# south hill virginia/JHK Dam area riding suggestions



## liv2ridehard (Jan 19, 2008)

i am going to be working at the JHK Dam for 2 weeks and I am bringing my ususal travel mate...my Bianchi. Any good roads in the area for late afternoon spins? I will have Sunday off and would be willing to drive for some decent climbing...thanks for any info!


----------



## mf9point8 (Jul 17, 2006)

My wife's family lives 20 minutes from South Hill. Over the years I have put together some pretty good loops. Here is one of my favorites. I was just down there last weekend.

http://www.mapmyride.com/ride/united-states/va/ebony/725916958

Advice for riding down there: Keeping in mind I dont know where you are from, 
Dogs: they are fast and not tied. I have had to sprint past 30 mph to evade.
Hills: There are none and the nearest worthy climbs are hours away.
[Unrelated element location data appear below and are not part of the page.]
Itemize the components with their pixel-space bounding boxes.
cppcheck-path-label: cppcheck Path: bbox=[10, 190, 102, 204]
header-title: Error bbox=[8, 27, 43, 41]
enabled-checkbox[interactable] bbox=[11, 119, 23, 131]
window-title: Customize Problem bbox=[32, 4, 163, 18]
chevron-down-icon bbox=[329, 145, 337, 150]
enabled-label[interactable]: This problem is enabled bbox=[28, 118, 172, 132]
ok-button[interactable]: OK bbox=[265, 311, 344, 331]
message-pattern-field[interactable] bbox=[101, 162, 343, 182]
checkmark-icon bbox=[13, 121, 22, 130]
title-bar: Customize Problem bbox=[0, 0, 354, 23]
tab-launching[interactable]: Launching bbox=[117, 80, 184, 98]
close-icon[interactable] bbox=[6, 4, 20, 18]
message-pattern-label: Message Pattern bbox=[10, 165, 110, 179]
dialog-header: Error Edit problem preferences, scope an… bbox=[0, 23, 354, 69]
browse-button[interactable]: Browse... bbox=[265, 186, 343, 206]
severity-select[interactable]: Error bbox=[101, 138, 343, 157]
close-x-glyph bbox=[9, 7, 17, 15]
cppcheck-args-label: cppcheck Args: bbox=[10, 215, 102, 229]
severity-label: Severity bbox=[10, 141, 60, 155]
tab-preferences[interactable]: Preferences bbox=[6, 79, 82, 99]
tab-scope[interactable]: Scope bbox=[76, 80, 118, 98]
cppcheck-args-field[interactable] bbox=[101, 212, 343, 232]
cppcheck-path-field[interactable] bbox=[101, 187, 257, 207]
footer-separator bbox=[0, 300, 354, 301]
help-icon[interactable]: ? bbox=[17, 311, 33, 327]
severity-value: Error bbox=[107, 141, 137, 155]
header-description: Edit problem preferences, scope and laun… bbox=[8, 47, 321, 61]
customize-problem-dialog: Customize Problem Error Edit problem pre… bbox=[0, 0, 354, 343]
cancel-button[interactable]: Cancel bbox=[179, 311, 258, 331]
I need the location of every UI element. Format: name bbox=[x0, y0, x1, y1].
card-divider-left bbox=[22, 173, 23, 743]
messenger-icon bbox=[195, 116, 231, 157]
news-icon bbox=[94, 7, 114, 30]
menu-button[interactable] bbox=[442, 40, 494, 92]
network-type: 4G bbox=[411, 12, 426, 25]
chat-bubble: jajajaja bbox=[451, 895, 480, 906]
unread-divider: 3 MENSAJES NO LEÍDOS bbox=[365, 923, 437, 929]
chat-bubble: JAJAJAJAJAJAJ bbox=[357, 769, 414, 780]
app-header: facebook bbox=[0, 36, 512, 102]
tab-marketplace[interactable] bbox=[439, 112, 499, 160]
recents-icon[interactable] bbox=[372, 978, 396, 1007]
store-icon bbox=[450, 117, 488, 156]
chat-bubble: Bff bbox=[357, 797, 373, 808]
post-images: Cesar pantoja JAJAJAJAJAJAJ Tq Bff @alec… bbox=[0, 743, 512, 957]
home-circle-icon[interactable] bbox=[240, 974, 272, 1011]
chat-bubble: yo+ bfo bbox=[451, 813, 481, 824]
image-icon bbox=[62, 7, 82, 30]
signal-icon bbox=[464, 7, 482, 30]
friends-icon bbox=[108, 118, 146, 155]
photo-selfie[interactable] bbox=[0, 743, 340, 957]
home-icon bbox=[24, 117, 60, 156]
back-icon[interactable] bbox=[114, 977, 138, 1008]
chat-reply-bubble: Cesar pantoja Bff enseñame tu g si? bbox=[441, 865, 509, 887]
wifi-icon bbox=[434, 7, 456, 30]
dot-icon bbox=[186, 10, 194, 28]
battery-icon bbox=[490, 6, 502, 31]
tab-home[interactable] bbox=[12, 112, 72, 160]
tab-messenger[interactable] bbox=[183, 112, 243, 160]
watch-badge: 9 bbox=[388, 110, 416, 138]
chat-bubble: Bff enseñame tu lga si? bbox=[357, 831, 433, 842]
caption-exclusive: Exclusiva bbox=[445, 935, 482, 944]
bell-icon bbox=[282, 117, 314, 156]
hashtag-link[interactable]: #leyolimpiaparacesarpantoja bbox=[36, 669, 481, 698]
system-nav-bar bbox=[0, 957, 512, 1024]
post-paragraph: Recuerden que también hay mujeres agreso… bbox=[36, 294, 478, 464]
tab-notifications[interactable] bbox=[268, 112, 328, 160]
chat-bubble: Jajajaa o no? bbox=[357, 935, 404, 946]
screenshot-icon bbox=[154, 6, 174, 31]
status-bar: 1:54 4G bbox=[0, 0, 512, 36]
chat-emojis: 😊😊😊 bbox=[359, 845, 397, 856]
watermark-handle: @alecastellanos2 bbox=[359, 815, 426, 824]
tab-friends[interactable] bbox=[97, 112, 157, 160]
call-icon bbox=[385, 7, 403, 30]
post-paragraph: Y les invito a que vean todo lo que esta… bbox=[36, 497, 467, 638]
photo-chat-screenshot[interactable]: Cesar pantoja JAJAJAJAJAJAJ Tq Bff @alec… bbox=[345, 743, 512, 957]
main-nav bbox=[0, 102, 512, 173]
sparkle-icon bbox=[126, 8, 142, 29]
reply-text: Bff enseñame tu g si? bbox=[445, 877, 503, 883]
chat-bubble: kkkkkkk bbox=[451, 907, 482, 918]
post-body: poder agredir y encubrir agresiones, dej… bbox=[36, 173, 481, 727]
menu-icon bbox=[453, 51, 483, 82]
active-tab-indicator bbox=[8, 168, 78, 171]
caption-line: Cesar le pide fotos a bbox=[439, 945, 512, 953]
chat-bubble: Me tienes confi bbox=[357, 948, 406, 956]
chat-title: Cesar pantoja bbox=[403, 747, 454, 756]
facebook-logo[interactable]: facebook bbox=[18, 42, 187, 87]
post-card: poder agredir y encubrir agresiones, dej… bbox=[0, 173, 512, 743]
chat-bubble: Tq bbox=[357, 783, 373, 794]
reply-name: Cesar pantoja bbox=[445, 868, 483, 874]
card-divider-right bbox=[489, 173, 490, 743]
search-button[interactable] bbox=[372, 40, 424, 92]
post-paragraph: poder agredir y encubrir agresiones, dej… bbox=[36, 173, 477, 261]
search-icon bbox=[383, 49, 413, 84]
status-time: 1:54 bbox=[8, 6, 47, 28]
The loop I provided has some rollers on RT 1 though. 
Wind: this time of year there is a lot. 
There are plenty of dirt roads scattered around if you are into that, and plenty of low traffic back roads.


----------



## liv2ridehard (Jan 19, 2008)

thanks man! great advice. i hope to get a long ride in on Sunday...if i am not working. i am a flatlander (from florida) so the rollers will be like mountains for me! thanks again man!


----------



## dingster1 (Jul 2, 2006)

Oh my goodness! Somebody else from my hometown!!


----------